A fresh crop of projects, mostly from a new generation of Turkish directors, will vie for prizes at the Antalya Film Festival’s industry forum, which is expanding in scope this year.
The forum, which runs Oct. 22-26, already has sections for local feature films, documentaries, and shorts in various stages. This year’s edition adds sections dedicated to projects seeking producers, a script-development strand, and one for pics shot in Antalya, in a stepped-up effort by the seaside Turkish resort city to become a cinematic hub.
Selected projects in various stages include “Butterflies,” a family drama with a twist by Tolga Karacelik, whose psychological thriller “Ivy” went to Sundance in 2015; “Crows,” a tale of spirituality and healing by Erol Mintas, who won top honors at the 2014 Sarajevo fest with “Song of My Mother”; and relationship drama “Little Things,” by Kivanc Sezer, who was in the Karlovy Vary competition last year with “My Father’s Wings.”
Other Antalya forum standouts are “Affection of The Heart,” a romancer set amid a Turkish tribe of nomadic musicians, helmed by Soner Caner, who co-directed 2016 Berlin standout “Rauf” (pictured), and “Brothers,” an honor killing drama by TV director Omur Atay who helmed a segment of portmanteau pic “Istanbul Tales,” which made a splash in Turkey and traveled internationally.
In a statement, Zeynep Atakan, the prominent producer who heads the fest’s industry side, underscored the “huge interest” in the newly funded platforms, which will award cash prizes, while the mayor of Antalya, Menderes Turel, who oversees the fest, said that the forum this year is “expanding the domain of the Turkish film industry.”
This year’s Antalya Film Festival is the event’s 54th edition. Fest organizers have merged the Turkish and international competition sections, a move that has angered some local film-industry trade groups, which say the festival’s Turkish identity is being diluted. The lineup will be announced later this week.
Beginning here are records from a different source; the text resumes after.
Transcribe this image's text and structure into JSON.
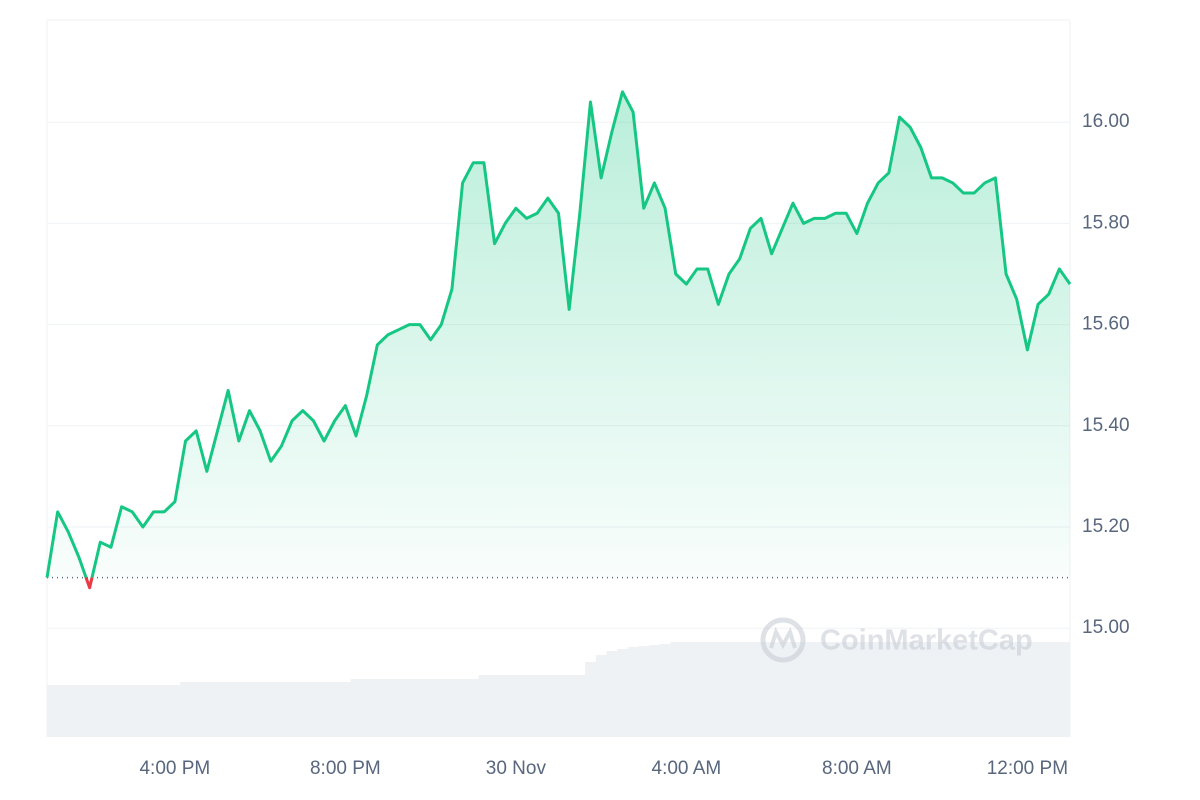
{
  "chart_data": {
    "type": "line",
    "x": [
      13,
      13.25,
      13.5,
      13.75,
      14,
      14.25,
      14.5,
      14.75,
      15,
      15.25,
      15.5,
      15.75,
      16,
      16.25,
      16.5,
      16.75,
      17,
      17.25,
      17.5,
      17.75,
      18,
      18.25,
      18.5,
      18.75,
      19,
      19.25,
      19.5,
      19.75,
      20,
      20.25,
      20.5,
      20.75,
      21,
      21.25,
      21.5,
      21.75,
      22,
      22.25,
      22.5,
      22.75,
      23,
      23.25,
      23.5,
      23.75,
      24,
      24.25,
      24.5,
      24.75,
      25,
      25.25,
      25.5,
      25.75,
      26,
      26.25,
      26.5,
      26.75,
      27,
      27.25,
      27.5,
      27.75,
      28,
      28.25,
      28.5,
      28.75,
      29,
      29.25,
      29.5,
      29.75,
      30,
      30.25,
      30.5,
      30.75,
      31,
      31.25,
      31.5,
      31.75,
      32,
      32.25,
      32.5,
      32.75,
      33,
      33.25,
      33.5,
      33.75,
      34,
      34.25,
      34.5,
      34.75,
      35,
      35.25,
      35.5,
      35.75,
      36,
      36.25,
      36.5,
      36.75,
      37
    ],
    "series": [
      {
        "color": "#16c784",
        "below_color": "#ea3943",
        "values": [
          15.1,
          15.23,
          15.19,
          15.14,
          15.08,
          15.17,
          15.16,
          15.24,
          15.23,
          15.2,
          15.23,
          15.23,
          15.25,
          15.37,
          15.39,
          15.31,
          15.39,
          15.47,
          15.37,
          15.43,
          15.39,
          15.33,
          15.36,
          15.41,
          15.43,
          15.41,
          15.37,
          15.41,
          15.44,
          15.38,
          15.46,
          15.56,
          15.58,
          15.59,
          15.6,
          15.6,
          15.57,
          15.6,
          15.67,
          15.88,
          15.92,
          15.92,
          15.76,
          15.8,
          15.83,
          15.81,
          15.82,
          15.85,
          15.82,
          15.63,
          15.82,
          16.04,
          15.89,
          15.98,
          16.06,
          16.02,
          15.83,
          15.88,
          15.83,
          15.7,
          15.68,
          15.71,
          15.71,
          15.64,
          15.7,
          15.73,
          15.79,
          15.81,
          15.74,
          15.79,
          15.84,
          15.8,
          15.81,
          15.81,
          15.82,
          15.82,
          15.78,
          15.84,
          15.88,
          15.9,
          16.01,
          15.99,
          15.95,
          15.89,
          15.89,
          15.88,
          15.86,
          15.86,
          15.88,
          15.89,
          15.7,
          15.65,
          15.55,
          15.64,
          15.66,
          15.71,
          15.68
        ]
      }
    ],
    "baseline": 15.1,
    "volume": {
      "color": "#eff2f5",
      "ylim": [
        0,
        200
      ],
      "values": [
        52,
        52,
        52,
        52,
        52,
        52,
        52,
        52,
        52,
        52,
        52,
        52,
        52,
        55,
        55,
        55,
        55,
        55,
        55,
        55,
        55,
        55,
        55,
        55,
        55,
        55,
        55,
        55,
        55,
        58,
        58,
        58,
        58,
        58,
        58,
        58,
        58,
        58,
        58,
        58,
        58,
        62,
        62,
        62,
        62,
        62,
        62,
        62,
        62,
        62,
        62,
        75,
        82,
        86,
        88,
        90,
        91,
        92,
        93,
        95,
        95,
        95,
        95,
        95,
        95,
        95,
        95,
        95,
        95,
        95,
        95,
        95,
        95,
        95,
        95,
        95,
        95,
        95,
        95,
        95,
        95,
        95,
        95,
        95,
        95,
        95,
        95,
        95,
        95,
        95,
        95,
        95,
        95,
        95,
        95,
        95,
        95
      ]
    },
    "xlim": [
      13,
      37
    ],
    "xticks": [
      {
        "value": 16,
        "label": "4:00 PM"
      },
      {
        "value": 20,
        "label": "8:00 PM"
      },
      {
        "value": 24,
        "label": "30 Nov"
      },
      {
        "value": 28,
        "label": "4:00 AM"
      },
      {
        "value": 32,
        "label": "8:00 AM"
      },
      {
        "value": 36,
        "label": "12:00 PM"
      }
    ],
    "ylim": [
      14.785,
      16.202
    ],
    "yticks": [
      {
        "value": 15,
        "label": "15.00"
      },
      {
        "value": 15.2,
        "label": "15.20"
      },
      {
        "value": 15.4,
        "label": "15.40"
      },
      {
        "value": 15.6,
        "label": "15.60"
      },
      {
        "value": 15.8,
        "label": "15.80"
      },
      {
        "value": 16,
        "label": "16.00"
      }
    ],
    "grid": true,
    "watermark": "CoinMarketCap"
  }
}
Antalya’s new artistic director, British producer Mike Downey, said in a statement that the beefed-up industry forum was a “catalyst” for “early interaction” with international film executives. Titles supported by the forum in the past three years include “Rauf,” which shows the Turkish-Kurdish conflict from a child’s perspective; Ozcan Alper’s historical drama, “Memories of the Wind,” which tackles the taboo Armenian genocide issue and screened at Sundance; and documentary “Mr. Gay Syria,” which recently won the Sarajevo Film Festival’s Human Rights Award.
In a strategic move, the forum is now strengthening its ties to Sarajevo, where Turkish projects have always had a strong presence at the festival’s CineLink co-production market, reflecting the long-standing cultural ties between Turkey and the Balkans. Mirsad Purivatra, director of the Sarajevo Film Festival, is coming on board this year as an Antalya consultant.
Other entities with close potential ties to Turkish producers who will be sending reps to the forum include the Croatian Audiovisual Center, the Georgian National Film Center, the European Documentary Network, Iran’s Farabi Film Foundation, and the Kosovo Film Center, as well as the Torino Film Lab and the Sofia Meetings.
All projects at the forum will benefit from a a wide range of curated networking and mentoring opportunitiesm including one-on-one meetings, matchmaking sessions and tutorials.
Prominent international distributors and producers expected to make the trek to the fest include Participant Media’s Diane Weyermann, Paris-based Cedomir Kolar, Czech producer Rudolf Bierman, Hungary’s Laszlo Kantor, Hong Kong’s Nansun Shi, and the U.K.’s Sean Bobbit and Gavin Poolman.